Aside from the cost of the recent ‘elegant’ footbridge concept, which even if half the lower, $10 million-end of the council’s estimate range, would present a mammoth funding challenge, the biggest drawback of a 400-metre-long structure would be landscape and visual impact. In contrast, a classically styled ferry would be congruously unobtrusive. Nor, however, would a chain ferry completely do away with bridge-like structures—opposing wharves would need to reach out to where there is navigable water at low tide. But, in total they would be little more than an eighth of straight-line distance where the Judge Arnold Turner Footbridge was proposed.
This still leaves the design, construction and operation of the chain ferry itself. But when compared with the scale, cost and complexity of the craft that Peter Thompson has amassed carry out his lifetime ambition of restoring the navigability of the Mahurangi River, a CF Judge Arnold Turner would be a far-from-preposterous community undertaking. And when it comes to operational costs, a ferry has the potential to be self-funding in a way a footbridge—folk expect to pay the ferryman, whereas any attempt to coerce pedestrians into paying a toll to use a footbridge would probably get ugly. Further, by making it clear that the ferry service was manned by unpaid volunteers, the modest charge likely to be made would very likely leave patrons feeling enriched, rather than robbed.

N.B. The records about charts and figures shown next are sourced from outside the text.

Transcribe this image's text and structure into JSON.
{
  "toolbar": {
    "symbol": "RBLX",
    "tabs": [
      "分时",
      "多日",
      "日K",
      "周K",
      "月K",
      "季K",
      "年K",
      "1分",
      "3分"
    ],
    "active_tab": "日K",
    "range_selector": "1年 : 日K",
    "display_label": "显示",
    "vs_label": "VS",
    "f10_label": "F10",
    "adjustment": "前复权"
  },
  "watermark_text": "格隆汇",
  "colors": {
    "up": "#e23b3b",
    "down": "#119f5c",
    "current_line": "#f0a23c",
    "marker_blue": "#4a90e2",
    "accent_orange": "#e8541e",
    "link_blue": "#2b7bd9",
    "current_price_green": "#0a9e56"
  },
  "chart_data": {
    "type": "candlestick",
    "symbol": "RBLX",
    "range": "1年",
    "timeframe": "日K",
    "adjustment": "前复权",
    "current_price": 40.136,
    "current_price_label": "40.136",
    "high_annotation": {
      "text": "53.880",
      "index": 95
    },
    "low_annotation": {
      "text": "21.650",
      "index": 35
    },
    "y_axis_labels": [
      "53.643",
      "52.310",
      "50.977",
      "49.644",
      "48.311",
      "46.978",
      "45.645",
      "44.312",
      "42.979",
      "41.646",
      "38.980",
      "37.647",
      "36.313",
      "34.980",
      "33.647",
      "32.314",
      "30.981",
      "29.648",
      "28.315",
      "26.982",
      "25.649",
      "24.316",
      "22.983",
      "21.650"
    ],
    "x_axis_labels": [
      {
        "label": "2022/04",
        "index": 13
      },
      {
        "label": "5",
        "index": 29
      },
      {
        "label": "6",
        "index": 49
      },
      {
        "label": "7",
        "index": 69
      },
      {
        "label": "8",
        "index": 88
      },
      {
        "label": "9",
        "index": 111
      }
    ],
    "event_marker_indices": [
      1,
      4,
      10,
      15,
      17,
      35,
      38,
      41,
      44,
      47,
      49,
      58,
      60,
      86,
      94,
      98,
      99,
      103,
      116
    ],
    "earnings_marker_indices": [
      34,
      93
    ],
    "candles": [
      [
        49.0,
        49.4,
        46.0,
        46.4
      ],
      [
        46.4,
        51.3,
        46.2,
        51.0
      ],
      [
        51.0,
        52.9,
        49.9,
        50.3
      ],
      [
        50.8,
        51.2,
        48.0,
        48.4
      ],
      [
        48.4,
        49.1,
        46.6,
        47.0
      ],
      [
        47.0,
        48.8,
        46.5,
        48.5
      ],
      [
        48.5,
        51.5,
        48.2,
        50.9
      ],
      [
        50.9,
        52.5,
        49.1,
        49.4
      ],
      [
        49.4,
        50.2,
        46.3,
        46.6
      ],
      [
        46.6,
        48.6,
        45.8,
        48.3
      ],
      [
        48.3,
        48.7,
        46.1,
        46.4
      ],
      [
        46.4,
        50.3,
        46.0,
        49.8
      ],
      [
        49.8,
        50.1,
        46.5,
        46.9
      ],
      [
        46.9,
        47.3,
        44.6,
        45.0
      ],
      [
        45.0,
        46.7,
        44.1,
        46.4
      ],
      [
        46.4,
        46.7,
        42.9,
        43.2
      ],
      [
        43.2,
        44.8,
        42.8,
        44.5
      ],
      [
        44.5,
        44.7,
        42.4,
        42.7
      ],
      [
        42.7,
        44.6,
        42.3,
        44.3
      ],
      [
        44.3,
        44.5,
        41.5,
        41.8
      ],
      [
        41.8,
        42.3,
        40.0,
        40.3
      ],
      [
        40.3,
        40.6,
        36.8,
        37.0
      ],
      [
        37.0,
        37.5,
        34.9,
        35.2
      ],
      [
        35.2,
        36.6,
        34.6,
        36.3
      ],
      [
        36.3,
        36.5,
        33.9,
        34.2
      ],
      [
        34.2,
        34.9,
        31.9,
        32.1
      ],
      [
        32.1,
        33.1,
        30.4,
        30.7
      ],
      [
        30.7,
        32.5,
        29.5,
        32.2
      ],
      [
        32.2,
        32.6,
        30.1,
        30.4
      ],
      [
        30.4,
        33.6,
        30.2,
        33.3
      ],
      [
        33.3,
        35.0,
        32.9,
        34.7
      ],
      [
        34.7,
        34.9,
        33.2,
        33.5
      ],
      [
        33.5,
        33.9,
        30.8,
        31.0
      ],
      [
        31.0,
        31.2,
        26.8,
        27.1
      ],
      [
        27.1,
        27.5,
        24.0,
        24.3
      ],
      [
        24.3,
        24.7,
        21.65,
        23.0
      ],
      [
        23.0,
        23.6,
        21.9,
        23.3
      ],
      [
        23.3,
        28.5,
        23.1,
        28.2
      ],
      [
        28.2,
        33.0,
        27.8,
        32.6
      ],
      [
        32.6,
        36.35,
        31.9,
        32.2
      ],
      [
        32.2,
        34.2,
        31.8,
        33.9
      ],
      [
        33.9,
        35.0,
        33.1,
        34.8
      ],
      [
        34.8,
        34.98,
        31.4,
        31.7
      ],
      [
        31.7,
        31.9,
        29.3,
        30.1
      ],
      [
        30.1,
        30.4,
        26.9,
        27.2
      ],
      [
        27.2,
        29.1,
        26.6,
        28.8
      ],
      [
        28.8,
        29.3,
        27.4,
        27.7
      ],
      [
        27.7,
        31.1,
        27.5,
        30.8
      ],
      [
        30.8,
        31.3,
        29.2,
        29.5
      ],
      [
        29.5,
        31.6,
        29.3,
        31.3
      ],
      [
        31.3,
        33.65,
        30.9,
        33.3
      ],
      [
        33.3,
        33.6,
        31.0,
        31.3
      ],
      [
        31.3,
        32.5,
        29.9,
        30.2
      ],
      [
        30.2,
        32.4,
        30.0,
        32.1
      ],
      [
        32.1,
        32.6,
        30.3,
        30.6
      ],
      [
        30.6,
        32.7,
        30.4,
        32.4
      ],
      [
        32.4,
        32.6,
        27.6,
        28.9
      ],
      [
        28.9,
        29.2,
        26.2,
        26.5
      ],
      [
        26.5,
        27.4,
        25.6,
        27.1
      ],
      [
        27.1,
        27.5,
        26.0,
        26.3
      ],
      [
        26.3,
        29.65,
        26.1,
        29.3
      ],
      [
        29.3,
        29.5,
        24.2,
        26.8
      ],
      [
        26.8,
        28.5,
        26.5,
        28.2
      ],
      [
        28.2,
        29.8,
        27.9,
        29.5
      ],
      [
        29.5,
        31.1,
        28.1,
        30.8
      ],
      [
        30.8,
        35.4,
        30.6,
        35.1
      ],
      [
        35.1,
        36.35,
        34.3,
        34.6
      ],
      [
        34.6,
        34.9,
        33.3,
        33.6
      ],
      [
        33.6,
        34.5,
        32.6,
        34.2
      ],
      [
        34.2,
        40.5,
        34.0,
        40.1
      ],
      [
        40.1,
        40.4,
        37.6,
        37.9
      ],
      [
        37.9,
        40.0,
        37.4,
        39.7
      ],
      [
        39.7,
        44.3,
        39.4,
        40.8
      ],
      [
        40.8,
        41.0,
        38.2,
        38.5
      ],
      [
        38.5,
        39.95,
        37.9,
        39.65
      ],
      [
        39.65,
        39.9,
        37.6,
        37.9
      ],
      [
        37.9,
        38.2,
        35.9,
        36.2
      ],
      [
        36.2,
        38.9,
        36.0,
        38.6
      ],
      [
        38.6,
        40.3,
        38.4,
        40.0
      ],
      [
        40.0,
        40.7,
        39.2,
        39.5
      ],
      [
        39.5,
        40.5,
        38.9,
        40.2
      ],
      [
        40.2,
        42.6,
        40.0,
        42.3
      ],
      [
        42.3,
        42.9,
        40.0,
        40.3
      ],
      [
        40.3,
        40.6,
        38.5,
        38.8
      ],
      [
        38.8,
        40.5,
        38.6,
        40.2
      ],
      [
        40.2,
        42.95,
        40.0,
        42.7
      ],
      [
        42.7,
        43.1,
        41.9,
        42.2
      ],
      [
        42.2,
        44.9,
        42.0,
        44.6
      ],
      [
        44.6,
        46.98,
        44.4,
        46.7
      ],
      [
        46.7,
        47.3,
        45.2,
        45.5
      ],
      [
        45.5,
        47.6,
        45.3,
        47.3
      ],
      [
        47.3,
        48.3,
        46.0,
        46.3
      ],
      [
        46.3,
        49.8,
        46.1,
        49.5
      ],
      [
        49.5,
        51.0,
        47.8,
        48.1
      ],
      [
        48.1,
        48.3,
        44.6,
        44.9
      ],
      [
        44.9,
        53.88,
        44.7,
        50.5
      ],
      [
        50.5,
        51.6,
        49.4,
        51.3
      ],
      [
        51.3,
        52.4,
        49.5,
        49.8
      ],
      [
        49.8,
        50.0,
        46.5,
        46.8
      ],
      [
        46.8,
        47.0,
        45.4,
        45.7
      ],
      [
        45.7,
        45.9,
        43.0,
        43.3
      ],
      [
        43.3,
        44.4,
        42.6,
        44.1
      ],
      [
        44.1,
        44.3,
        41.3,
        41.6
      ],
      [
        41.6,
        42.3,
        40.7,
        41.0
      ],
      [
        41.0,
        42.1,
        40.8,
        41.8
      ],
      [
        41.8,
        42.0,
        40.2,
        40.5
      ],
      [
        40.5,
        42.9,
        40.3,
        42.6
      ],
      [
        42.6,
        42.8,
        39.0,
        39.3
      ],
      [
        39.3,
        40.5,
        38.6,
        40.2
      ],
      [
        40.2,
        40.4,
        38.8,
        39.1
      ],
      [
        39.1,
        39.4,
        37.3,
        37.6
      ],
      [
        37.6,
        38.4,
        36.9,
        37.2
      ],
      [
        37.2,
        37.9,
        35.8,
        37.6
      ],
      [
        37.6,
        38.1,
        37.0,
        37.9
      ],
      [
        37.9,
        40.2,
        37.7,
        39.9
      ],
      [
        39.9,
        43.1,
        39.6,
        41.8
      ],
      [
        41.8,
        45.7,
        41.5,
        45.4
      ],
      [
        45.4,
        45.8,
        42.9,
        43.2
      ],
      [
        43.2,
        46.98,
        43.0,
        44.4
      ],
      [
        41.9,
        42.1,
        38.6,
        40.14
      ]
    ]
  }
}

But none of this is to prejudge what a thorough exploration of the various options of crossing the Pūhoi River, including upstream locations for a chain ferry—which sea-level rise will ultimately dictate—might reveal. But nor is it to prejudge the recommendations of the commissioners, which could be for any number of contrary options, including of road access via Mahurangi West. Such a proposal, three decades ago, reached an advanced stage of planning, including geotechnical, before the community convinced the then Auckland Regional Authority that walking was a much more fitting mode of access.
But if the commissioners were to buck both Auckland Council and the community, theirs, technically, would still only be recommendations, and, although unusual, the council’s parks, recreation and sport committee, or indeed its governing body, could reject them in total or in part—even royal commissions don’t get to dictate to democratically elected representatives.
However, none of this is awfully likely, and a muted, interim celebration is entirely in order. But when the management plan variation confirming it finally becomes official, those who have waited three decades for car access to be permanently taken off the table could be excused for pushing the boat, or chain ferry, out.
Then, even teetotal Te Muri devotees might break out the Marlborough.